Si ha sempre qualche difficoltà con i testi storico-narrativi: nelle vicende raccontate con tanta minuzia, non è agevole rintracciare valori più ampi e significativi. È anche il caso di questo brano, che di fatto non ricorre nella liturgia della messa. Il testo può sembrare del tutto privo di valore particolare, perché narra delle vicende abbastanza normali nelle relazioni fra pastori, specie quando si tratta di pozzi, che sono risorse fondamentali per le greggi. Nel deserto, avere un pozzo vale quanto avere un gregge. Ma come vedremo in questo testo ci possiamo vedere implicazioni molto più originali: si tratta della maturazione della personalità di Isacco, che era rimasto forse troppo condizionato dai suoi genitori, i quali erano molto anziani quando lui è nato. Quella guerriglia per i pozzi può avere una lettura simbolica interessante: è la ricerca della propria autonomia, è il conseguimento di una maturità riconosciuta e rispettata. Ma essa non passerà attraverso la semplice custodia dei segni del padre Abramo (i pozzi), ma attraverso l'esercizio di un'autonomia esplorativa e di un nuovo modo di vivere come erede, esercitando l'arte di scavare pozzi.
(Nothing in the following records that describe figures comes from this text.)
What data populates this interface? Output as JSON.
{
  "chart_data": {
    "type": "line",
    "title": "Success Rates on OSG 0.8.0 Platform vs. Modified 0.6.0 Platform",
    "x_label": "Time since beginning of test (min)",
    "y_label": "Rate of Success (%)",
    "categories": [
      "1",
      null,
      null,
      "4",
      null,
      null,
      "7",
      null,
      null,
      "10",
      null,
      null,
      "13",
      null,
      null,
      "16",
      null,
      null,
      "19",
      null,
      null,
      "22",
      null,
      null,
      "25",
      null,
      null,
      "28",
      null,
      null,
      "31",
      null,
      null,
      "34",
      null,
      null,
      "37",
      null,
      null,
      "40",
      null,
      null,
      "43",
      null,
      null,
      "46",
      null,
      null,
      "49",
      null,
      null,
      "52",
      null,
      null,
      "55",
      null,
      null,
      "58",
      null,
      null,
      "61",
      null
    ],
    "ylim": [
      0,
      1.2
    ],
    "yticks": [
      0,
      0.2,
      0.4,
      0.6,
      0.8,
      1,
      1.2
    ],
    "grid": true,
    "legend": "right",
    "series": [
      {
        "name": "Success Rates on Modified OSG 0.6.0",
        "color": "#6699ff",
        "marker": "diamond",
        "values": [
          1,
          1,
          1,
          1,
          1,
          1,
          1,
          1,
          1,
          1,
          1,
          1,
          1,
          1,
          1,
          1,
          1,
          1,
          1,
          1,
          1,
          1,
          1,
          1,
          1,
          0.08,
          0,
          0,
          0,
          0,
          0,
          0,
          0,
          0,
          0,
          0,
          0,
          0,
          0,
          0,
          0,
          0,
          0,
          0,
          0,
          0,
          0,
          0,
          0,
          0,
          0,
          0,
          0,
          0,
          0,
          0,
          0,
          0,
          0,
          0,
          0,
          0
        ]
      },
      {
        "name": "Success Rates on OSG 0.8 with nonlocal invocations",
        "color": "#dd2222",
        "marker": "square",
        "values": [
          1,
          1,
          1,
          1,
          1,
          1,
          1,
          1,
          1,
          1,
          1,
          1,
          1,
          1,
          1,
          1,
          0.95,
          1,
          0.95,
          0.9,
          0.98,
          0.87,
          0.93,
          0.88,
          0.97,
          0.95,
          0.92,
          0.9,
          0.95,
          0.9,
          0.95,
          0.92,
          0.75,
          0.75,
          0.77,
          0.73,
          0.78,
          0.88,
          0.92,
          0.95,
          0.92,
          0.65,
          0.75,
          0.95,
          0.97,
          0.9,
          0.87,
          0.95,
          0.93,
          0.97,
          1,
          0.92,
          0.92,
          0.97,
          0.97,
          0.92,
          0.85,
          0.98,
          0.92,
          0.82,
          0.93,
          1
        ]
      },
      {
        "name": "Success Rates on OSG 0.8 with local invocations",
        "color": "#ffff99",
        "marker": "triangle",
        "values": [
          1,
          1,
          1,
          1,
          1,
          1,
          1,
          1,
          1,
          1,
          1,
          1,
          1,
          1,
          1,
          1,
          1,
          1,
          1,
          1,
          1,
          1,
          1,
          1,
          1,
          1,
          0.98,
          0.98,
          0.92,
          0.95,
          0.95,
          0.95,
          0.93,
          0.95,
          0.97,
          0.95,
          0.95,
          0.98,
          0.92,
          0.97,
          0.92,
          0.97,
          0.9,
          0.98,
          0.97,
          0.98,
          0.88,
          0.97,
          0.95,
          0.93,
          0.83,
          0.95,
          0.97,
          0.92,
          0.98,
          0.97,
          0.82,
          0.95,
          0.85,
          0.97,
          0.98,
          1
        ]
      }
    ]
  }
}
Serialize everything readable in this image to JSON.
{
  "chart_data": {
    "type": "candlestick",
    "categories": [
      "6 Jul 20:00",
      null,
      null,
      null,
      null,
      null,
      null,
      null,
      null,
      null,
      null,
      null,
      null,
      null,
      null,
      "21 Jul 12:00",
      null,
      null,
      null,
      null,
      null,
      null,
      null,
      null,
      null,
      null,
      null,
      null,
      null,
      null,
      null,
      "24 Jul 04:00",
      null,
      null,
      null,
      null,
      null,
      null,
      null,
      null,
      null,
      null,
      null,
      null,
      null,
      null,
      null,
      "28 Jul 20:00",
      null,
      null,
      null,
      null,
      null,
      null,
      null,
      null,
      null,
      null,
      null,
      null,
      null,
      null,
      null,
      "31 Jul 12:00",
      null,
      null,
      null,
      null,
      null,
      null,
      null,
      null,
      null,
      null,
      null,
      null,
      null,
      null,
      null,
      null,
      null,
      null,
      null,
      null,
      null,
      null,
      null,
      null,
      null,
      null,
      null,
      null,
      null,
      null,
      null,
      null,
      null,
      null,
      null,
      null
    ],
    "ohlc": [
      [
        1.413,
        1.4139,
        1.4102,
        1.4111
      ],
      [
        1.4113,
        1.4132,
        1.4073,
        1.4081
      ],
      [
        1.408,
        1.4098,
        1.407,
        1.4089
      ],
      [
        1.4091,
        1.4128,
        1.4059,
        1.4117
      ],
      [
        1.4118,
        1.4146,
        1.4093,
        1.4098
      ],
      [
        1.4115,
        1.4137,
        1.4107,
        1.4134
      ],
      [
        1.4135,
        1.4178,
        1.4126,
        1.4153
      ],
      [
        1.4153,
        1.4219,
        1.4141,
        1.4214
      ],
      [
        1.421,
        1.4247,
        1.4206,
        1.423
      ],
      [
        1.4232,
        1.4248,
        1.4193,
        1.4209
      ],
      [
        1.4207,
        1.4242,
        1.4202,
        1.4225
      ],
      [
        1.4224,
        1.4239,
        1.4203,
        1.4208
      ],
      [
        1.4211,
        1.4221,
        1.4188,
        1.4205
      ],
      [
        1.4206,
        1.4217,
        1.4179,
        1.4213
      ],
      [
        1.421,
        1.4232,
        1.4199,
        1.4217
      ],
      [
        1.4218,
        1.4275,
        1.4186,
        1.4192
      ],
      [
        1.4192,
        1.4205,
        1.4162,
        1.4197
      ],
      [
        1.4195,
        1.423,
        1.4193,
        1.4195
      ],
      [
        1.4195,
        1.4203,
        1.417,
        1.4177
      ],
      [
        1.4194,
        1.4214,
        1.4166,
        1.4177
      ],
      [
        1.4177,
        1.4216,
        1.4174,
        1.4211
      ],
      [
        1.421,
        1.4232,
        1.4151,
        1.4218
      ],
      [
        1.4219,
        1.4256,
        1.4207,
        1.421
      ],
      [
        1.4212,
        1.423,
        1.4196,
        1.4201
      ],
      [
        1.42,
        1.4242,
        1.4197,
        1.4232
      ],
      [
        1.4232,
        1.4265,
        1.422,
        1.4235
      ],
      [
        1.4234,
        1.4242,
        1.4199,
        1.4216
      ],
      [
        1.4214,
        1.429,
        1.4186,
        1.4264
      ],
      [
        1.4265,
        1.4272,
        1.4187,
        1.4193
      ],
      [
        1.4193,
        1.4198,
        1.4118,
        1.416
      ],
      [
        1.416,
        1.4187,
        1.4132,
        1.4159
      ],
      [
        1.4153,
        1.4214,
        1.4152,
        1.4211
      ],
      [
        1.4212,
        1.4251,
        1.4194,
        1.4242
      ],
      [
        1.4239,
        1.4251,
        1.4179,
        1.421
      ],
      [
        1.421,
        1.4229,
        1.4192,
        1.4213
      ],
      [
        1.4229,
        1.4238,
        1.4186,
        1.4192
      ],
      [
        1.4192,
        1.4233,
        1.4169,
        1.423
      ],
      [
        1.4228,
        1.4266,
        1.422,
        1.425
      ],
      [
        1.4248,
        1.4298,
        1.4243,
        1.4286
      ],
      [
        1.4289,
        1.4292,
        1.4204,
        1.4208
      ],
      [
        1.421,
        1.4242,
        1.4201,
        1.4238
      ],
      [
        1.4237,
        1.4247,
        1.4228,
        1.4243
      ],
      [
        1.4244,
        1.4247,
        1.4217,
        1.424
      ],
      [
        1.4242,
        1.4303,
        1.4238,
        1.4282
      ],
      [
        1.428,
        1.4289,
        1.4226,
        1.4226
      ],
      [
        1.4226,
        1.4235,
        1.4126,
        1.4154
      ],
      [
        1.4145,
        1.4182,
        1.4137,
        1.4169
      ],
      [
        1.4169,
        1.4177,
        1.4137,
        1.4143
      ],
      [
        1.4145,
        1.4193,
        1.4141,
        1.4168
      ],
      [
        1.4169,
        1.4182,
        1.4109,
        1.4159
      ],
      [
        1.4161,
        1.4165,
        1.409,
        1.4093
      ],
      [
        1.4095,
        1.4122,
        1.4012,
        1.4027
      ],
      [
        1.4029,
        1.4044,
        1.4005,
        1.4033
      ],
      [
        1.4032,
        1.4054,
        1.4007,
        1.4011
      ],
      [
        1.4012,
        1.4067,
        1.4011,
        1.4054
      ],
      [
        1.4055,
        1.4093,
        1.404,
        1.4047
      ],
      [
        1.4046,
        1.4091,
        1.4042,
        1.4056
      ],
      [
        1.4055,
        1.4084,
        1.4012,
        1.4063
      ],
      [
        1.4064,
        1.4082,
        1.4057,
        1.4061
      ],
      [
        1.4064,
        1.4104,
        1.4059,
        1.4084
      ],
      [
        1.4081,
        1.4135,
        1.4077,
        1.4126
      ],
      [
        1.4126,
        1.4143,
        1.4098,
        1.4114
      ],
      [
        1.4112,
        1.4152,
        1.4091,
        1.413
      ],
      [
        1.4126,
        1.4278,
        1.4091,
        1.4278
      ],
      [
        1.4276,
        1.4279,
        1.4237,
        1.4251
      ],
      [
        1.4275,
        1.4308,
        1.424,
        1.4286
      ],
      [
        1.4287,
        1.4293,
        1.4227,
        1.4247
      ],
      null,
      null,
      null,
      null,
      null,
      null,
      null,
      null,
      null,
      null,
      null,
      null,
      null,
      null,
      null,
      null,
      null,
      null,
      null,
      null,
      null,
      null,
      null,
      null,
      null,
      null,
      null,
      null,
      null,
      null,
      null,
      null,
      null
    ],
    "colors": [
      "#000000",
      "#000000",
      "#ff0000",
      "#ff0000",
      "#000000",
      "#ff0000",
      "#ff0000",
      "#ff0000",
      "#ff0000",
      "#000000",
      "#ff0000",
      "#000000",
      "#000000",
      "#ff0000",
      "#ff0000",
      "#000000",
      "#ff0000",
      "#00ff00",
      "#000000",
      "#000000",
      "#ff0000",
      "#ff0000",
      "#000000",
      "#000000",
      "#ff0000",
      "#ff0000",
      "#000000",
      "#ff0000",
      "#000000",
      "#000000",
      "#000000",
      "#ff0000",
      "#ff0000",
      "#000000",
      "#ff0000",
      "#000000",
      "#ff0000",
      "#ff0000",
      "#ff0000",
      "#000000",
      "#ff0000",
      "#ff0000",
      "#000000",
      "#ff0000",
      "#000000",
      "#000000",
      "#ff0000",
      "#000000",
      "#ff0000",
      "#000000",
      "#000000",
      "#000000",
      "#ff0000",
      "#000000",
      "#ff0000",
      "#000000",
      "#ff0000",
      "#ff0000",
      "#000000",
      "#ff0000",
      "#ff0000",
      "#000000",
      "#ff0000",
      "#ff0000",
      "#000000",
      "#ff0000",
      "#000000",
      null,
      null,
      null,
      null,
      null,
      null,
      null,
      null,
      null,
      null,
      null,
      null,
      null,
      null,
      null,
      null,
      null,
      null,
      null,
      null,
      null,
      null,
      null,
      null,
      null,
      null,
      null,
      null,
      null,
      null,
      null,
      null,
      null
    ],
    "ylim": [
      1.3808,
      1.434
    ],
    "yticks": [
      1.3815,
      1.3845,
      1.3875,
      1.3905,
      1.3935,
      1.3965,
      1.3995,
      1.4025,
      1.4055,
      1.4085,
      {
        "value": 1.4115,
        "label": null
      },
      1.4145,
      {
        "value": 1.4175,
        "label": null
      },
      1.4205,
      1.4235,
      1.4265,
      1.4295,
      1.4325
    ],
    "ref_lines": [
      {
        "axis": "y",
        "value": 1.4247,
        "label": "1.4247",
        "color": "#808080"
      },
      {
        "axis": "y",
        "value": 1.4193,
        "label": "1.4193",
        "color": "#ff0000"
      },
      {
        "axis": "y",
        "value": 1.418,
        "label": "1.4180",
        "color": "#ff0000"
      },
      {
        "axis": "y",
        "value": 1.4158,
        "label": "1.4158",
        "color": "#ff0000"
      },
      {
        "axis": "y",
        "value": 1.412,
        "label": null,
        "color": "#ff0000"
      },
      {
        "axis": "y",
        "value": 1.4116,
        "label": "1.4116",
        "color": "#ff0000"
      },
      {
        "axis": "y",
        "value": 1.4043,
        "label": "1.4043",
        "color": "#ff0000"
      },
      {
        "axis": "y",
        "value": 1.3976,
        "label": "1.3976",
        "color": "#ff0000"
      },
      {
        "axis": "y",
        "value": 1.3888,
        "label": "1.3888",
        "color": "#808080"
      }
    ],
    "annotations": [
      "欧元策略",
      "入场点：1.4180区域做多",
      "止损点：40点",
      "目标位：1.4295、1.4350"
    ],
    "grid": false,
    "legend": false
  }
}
Leggere e capire La serie dei capitoli 24-27 della Genesi mostra subito dei problemi di cronologia: gli episodi sono presentati con una certa confusione di tempo e di contesto. Troviamo degli anacronismi: si parla di filistei, ma in realtà a quel tempo erano i cananei che vi abitavano. Anche i nomi dei pozzi, più che una verità storica, sembrano tappe di una ricerca di identità ostacolata dal di fuori. Per capire la parte che abbiamo selezionato, serve leggere anche i versetti 1-14 del capitolo 26, nei quali si vede bene come lo schema di Abramo viene ripetuto, letteralmente, per la storia di Isacco: la bugia sulla moglie, l'apparizione del Signore che gli ripete la benedizione data già al padre Abramo, ì contrasti con Abimèlech. Una parentesi può essere considerata la breve stagione da contadino di Isacco: non dura, anche se ha avuto buon esito. Non è ancora tempo di smettere di essere nomadi, di diventare sedentari. Ma non è inverosimile che i nomadi abbiano anche delle stagioni di coltivazione della terra, raccogliendone i prodotti.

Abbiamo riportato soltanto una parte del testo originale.